Laporan tersebut juga menunjukkan bahwa situasinya kini berbeda dengan sebelumnya, di mana Tentara Pembebasan Rakyat (TPR) saat ini memiliki rudal yang cukup untuk menghancurkan senjata canggih AS sebelum mendekati Taiwan.
Menanggapi hal ini, Menteri Pertahanan Nasional (MND), Wellington Koo (顧立雄) menyatakan bahwa dirinya tidak dapat memastikan isi lengkap dari dokumen yang diklaim rahasia oleh media asing tersebut.
Namun, ia menekankan bahwa strategi keamanan nasional terbaru AS telah menegaskan bahwa perdamaian dan stabilitas Indo Pasifik adalah kepentingan inti Amerika Serikat.

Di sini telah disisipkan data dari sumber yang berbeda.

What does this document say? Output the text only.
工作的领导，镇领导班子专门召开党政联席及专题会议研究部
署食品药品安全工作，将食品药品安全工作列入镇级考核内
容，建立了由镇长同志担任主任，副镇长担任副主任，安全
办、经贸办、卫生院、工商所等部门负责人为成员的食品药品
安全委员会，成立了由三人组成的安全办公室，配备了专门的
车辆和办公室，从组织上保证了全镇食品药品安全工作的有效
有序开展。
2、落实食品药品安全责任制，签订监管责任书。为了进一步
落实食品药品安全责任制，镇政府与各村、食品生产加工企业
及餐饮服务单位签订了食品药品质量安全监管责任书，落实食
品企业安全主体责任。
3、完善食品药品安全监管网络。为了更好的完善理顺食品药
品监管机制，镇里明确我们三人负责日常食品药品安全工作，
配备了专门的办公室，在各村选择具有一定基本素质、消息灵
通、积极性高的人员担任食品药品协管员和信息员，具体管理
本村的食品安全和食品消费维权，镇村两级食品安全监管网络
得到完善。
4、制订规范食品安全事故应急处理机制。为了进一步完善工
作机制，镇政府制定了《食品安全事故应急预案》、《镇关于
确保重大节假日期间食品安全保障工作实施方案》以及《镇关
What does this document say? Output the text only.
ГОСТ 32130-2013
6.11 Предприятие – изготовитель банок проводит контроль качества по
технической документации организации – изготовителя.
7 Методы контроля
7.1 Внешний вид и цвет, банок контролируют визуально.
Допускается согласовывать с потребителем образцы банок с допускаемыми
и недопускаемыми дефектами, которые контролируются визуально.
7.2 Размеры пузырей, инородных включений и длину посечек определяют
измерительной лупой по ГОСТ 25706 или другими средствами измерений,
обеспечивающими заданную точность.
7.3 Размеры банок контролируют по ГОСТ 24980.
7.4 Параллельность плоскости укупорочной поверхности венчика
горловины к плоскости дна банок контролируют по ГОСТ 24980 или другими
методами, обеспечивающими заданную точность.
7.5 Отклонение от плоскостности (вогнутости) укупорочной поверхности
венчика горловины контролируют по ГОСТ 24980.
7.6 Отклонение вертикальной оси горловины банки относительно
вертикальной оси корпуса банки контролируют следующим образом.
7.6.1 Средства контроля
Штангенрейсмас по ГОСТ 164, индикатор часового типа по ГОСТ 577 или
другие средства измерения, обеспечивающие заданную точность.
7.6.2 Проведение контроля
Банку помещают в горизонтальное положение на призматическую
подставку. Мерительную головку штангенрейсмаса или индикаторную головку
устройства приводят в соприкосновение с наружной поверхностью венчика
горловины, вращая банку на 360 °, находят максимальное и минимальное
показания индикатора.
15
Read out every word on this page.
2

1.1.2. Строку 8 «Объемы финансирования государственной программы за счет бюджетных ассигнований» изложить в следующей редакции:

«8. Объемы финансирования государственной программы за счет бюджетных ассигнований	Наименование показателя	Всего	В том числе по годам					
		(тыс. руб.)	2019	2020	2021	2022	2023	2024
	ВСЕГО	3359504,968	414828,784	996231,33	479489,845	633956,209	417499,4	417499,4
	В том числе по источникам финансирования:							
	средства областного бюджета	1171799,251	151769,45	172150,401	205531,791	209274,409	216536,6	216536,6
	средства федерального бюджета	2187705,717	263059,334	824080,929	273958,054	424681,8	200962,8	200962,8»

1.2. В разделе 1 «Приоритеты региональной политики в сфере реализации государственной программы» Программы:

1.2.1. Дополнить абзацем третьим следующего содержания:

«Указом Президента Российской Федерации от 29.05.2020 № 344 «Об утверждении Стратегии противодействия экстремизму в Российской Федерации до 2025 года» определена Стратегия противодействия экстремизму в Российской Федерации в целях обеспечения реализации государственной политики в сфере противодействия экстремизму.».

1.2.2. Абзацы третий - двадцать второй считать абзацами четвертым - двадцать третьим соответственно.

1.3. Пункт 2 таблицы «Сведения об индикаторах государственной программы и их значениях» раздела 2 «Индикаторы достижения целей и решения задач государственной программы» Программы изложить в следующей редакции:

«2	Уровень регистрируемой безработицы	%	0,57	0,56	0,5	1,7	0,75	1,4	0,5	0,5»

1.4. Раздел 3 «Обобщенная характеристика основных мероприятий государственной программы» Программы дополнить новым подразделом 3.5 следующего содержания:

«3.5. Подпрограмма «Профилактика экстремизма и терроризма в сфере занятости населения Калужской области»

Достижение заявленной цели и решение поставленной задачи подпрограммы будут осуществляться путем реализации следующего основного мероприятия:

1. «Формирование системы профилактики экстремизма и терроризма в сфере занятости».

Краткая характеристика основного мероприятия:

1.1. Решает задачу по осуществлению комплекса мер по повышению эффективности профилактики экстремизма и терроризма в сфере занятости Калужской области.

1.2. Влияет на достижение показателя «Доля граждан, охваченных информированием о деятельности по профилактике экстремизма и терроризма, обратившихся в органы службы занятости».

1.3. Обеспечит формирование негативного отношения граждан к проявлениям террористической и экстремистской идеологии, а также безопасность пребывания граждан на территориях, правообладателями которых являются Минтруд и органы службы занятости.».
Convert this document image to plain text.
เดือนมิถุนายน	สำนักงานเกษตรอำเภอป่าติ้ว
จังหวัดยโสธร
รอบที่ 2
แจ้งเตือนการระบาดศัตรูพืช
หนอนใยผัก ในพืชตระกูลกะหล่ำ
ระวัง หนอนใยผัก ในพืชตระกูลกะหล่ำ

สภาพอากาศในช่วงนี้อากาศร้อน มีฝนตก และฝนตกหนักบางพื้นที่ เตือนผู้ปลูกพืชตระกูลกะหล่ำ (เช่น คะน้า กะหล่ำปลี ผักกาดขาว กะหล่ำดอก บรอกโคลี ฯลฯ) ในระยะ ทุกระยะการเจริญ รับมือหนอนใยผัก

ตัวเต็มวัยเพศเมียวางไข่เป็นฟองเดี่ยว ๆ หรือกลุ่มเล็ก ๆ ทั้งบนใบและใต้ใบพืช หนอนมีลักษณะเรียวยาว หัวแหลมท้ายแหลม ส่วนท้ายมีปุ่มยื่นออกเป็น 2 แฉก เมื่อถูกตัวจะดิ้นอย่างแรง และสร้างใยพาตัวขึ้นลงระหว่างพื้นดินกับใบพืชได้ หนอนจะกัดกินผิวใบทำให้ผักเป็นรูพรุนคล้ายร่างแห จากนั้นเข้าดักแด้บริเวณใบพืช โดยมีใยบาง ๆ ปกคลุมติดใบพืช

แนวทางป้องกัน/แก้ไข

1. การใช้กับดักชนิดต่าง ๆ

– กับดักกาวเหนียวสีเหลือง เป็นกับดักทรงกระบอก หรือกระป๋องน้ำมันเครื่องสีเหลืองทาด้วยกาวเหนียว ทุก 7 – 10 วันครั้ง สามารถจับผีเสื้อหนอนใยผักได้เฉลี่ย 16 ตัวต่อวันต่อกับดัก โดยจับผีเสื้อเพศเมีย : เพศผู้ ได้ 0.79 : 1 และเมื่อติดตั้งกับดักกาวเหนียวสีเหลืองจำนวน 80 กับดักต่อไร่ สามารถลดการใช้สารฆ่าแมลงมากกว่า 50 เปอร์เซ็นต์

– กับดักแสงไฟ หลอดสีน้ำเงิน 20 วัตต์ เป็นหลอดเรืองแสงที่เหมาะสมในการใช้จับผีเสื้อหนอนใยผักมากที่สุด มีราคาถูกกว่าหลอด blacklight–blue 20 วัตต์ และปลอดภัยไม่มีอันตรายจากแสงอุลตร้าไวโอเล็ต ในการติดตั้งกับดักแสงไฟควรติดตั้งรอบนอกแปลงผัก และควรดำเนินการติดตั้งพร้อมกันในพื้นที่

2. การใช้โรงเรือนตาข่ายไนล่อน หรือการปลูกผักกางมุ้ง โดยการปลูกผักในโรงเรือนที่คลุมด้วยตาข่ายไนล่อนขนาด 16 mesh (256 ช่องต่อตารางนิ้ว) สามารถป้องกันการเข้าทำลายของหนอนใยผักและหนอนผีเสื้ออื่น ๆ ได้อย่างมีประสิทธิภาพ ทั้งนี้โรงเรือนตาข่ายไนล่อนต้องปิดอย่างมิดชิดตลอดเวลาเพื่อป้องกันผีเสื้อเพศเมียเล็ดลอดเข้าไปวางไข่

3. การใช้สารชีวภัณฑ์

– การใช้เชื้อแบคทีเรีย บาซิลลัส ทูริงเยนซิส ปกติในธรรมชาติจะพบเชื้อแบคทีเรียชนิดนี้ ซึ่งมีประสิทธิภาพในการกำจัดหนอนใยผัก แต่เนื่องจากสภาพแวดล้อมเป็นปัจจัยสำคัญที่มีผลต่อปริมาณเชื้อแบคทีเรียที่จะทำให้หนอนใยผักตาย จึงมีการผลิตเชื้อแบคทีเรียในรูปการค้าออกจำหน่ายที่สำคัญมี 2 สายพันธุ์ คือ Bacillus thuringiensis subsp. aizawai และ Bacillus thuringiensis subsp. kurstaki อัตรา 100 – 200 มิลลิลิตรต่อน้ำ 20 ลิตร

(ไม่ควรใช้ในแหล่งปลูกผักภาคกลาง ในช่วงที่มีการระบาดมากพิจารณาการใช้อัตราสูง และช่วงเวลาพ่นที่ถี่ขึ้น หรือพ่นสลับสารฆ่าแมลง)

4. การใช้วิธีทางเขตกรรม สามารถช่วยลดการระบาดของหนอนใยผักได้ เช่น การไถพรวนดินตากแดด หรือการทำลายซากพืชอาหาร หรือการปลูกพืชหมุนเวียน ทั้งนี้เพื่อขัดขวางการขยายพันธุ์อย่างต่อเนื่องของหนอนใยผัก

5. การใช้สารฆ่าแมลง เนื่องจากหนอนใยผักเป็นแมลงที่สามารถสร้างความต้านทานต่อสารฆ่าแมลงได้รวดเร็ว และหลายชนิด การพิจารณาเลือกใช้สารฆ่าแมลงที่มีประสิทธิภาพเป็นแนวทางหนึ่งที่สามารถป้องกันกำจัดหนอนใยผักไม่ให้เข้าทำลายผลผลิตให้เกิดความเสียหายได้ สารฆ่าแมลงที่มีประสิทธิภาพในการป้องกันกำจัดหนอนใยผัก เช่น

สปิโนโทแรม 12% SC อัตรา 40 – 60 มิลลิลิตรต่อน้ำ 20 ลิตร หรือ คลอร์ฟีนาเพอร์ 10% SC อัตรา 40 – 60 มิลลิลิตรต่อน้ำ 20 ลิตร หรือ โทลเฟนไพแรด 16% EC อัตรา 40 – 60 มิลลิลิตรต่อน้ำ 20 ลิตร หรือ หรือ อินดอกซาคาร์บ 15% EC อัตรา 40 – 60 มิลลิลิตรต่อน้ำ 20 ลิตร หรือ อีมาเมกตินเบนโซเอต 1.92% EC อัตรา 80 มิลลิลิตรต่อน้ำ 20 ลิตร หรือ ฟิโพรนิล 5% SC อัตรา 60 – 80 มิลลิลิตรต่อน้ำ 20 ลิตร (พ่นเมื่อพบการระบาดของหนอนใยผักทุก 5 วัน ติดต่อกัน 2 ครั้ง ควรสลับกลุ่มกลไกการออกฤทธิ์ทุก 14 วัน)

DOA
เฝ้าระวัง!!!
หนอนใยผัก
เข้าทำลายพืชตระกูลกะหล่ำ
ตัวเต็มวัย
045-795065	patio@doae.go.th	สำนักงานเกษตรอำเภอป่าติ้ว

AS harus memastikan bahwa pencegahan dicapai melalui kekuatan, dan perdamaian di kawasan Indo Pasifik dicapai melalui pencegahan, ini adalah kepentingan utama AS.
Wellington Koo mengatakan, “Amerika Serikat juga berharap dapat bekerja sama dengan negara-negara di rantai pulau pertama, untuk bersama-sama mencapai pencegahan yang efektif. Semua pihak harus memperkuat kemampuan pertahanan diri masing-masing. Taiwan, sebagai garis depan pulau pertama yang menghadapi ancaman Tiongkok, maka tentu saja harus lebih memperkuat kemampuan pertahanan diri kami. Inilah alasan mengapa kami mengajukan anggaran khusus.”
Wellington Koo menekankan bahwa ketika semua rakyat telah bersiap dengan baik, dan ketahanan pertahanan seluruh masyarakat semakin kuat, maka semakin mampu menghadapi semua kemungkinan keadaan darurat dan bencana besar.
Mengenai Direktur American Institute in Taiwan (AIT), Raymond Greene, yang mengapresiasi usulan Presiden Lai Ching-te (賴清德) untuk anggaran khusus pertahanan sebesar NT$1,25 triliun sebagai langkah penting dalam meningkatkan perdamaian melalui pencegahan.
Wellington Koo menyatakan bahwa posisi MND sejalan dengan pernyataan Raymod Greene, yaitu pencegahan melalui kekuatan, dan perdamaian dicapai melalui pencegahan. Inilah juga alasannya diajukan anggaran khusus pertahanan sebesar NT$1,25 triliun.
Hanya dengan memperkuat kemampuan pertahanan Taiwan dan bersama sama dengan negara lain di kawasan Indo Pasifik membentuk pencegahan yang efektif, maka barulah perdamaian dapat benar-benar terwujud.